Dogs are frequently used by people to ‘sniff out’ diseases and pests. They’re also employed to detect bombs, help in search and rescue or disaster situations or to detect drugs, plants and foods being brought into a country illegally.

There are many physiological reasons why a dog is such an excellent sniffer. A dog nose has a larger surface area of olfactory epithelium (tissue inside the nose cavity) than a human. This means that dogs have around 300 million smell receptor cells (depending on the dog breed) to only around 6 million in humans.

Lots of animals have a remarkable sense of smell – the elephant is said to have the best – but dogs have the added advantage of being a domesticated animal. Could you imagine training an elephant to detect disease?! As domesticated animals, dogs work well with people, and we can utilise their desire to please us and their natural play behaviour and prey drive.

The team

Highly experienced in breeding and training detection dogs, Pete Gifford has worked with search and rescue organisations, Corrections services and the military. He has trained dogs to detect everything from tobacco and drugs to humans with early-stage cancers and other diseases.

One day when picking up a foster dog, Pete was asked if he could train a dog to detect AFB. From here Pete was introduced to beekeeper Jason Prior at DownUnder Honey.

It all started with a conversation between a man who knew nothing about bees and beekeeping and a man who knew nothing about training detector dogs.

Pete Gifford, K9 Search Medical Detection

Together, the men received funding for training and trialling a new dog detection method. To assure a rigorous approach with reliable results that beekeepers and regulatory bodies could trust, they teamed up with Massey University veterinary science researcher Dr Neroli Thomson, who developed the scientific methodology, ran the trials and is the lead author on the end research report, and Plant and Food Research apicultural scientist Michelle Taylor, who cultured the AFB spores for the ‘target odour’ samples.

Pure odours

The trials used a sterile and pure AFB target odour to train and test the dogs. This pure odour is an important point of difference. It means the dogs were trained to only detect the actual AFB bacteria.

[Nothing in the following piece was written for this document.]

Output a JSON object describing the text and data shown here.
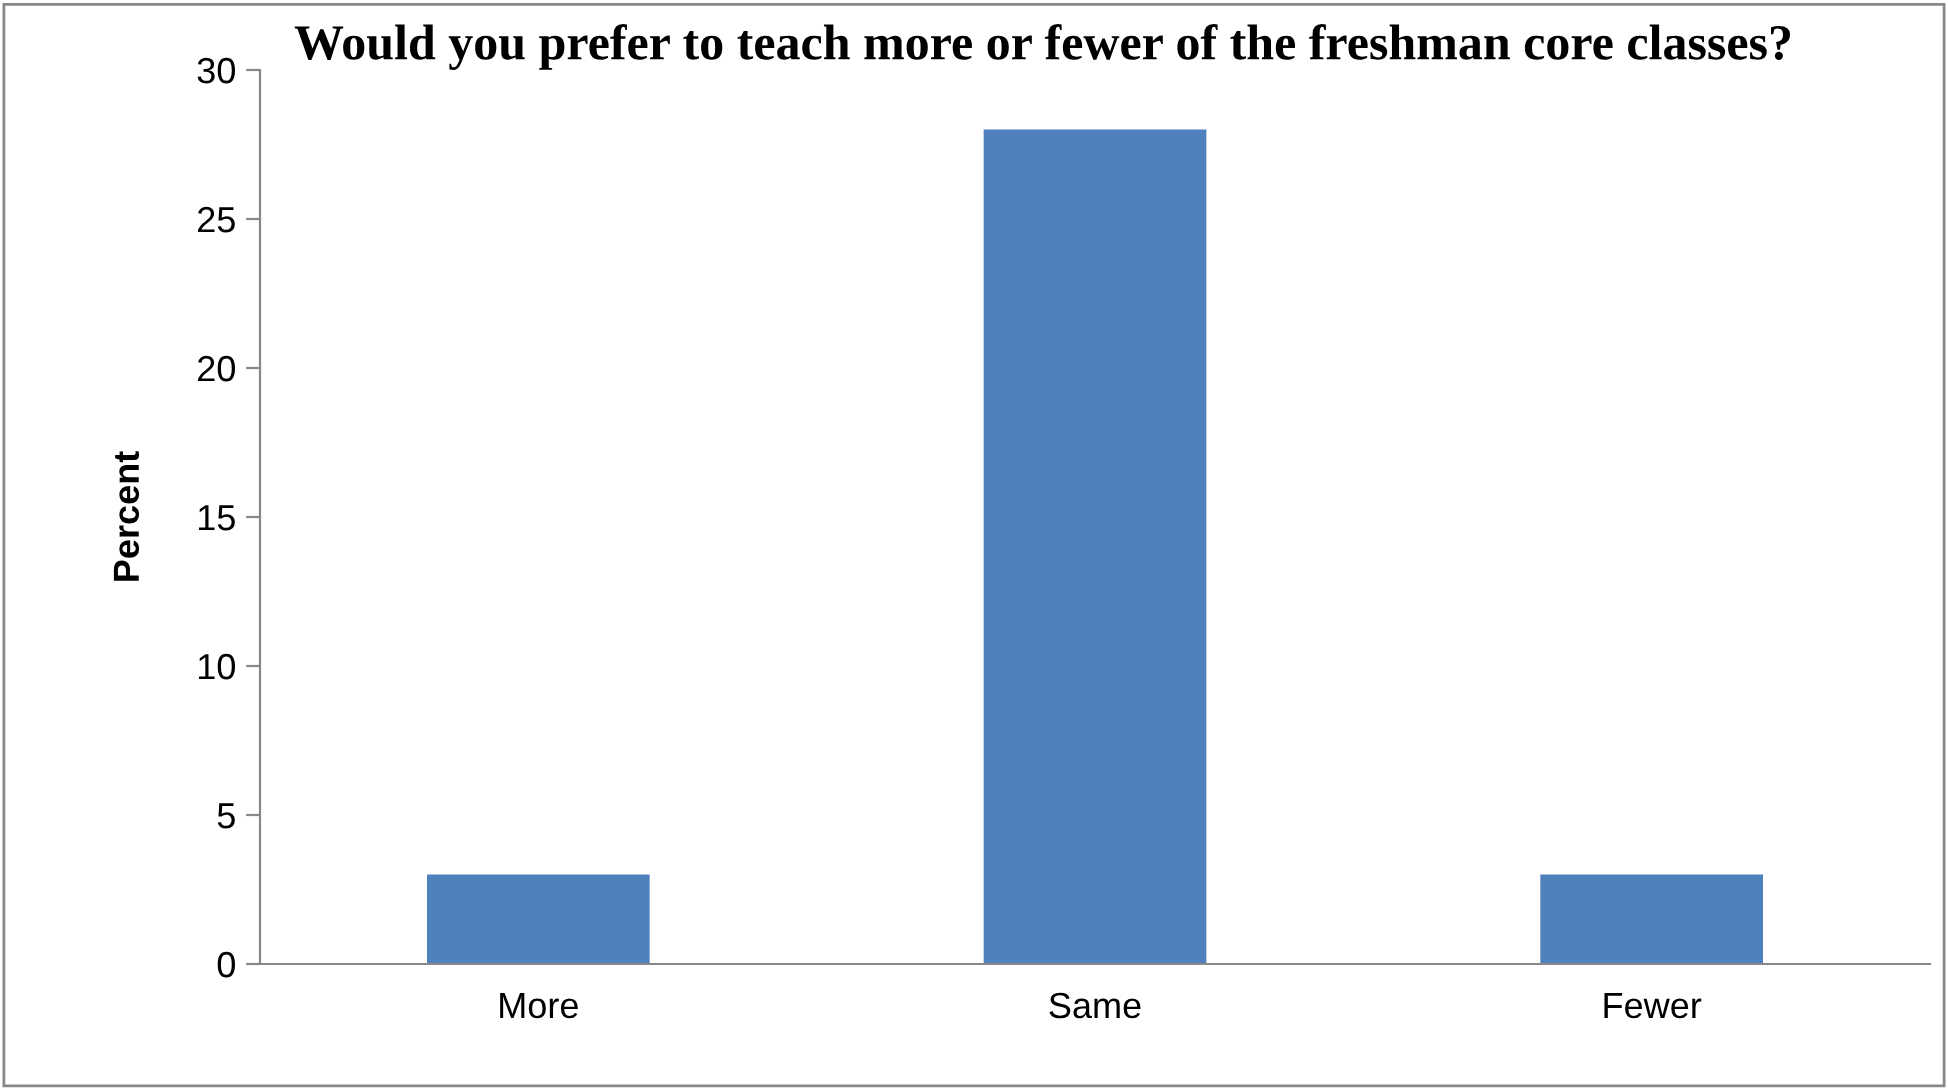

Pete explains that pure odours present interesting challenges. “When we smell a roast cooking, we smell Sunday dinner, whereas a dog breaks everything down and can smell the meat, the fat, the carrots, the potatoes, the roasting pan.” This meant an initial training phase had to involve desensitising the dogs to odours associated with the AFB target odour delivery that wouldn’t be encountered in beehives – for example, the flask and saline solution it came in.

Project phases

Pete started with four dogs he identified as having the drive and disposition for the work at hand. “It’s all about their play and prey drive,” he says. Alongside his standard training room, Pete set up a cleanroom with a multi-bucket carousel for the volatile organic compounds – the odour samples. The cleanroom enables testing without contamination odour issues and was used for the trials in the final phase.

Pete started with training the dogs to systematically check for scents in a series of boxes in his standard training room, and in the second phase, he selected the two best dogs to continue with the AFB samples in the cleanroom.

Final testing trials were conducted so that both Pete and the dogs did not know where the sample was within the carousel. Dog trainers can unconsciously signal to their dogs where a sample is, so blind testing is vital. All trials were recorded with a CCTV set-up.

Both dogs achieved a perfect score in the final trials, which suggests the dogs could indeed recognise an odour from P. larvae spore samples. Dr Neroli Thomson says, “For each dog, the probability of this result occurring by chance alone is very small – less than 0.1%.”

The next step will be trials involving real hives on location in the beekeeping industry.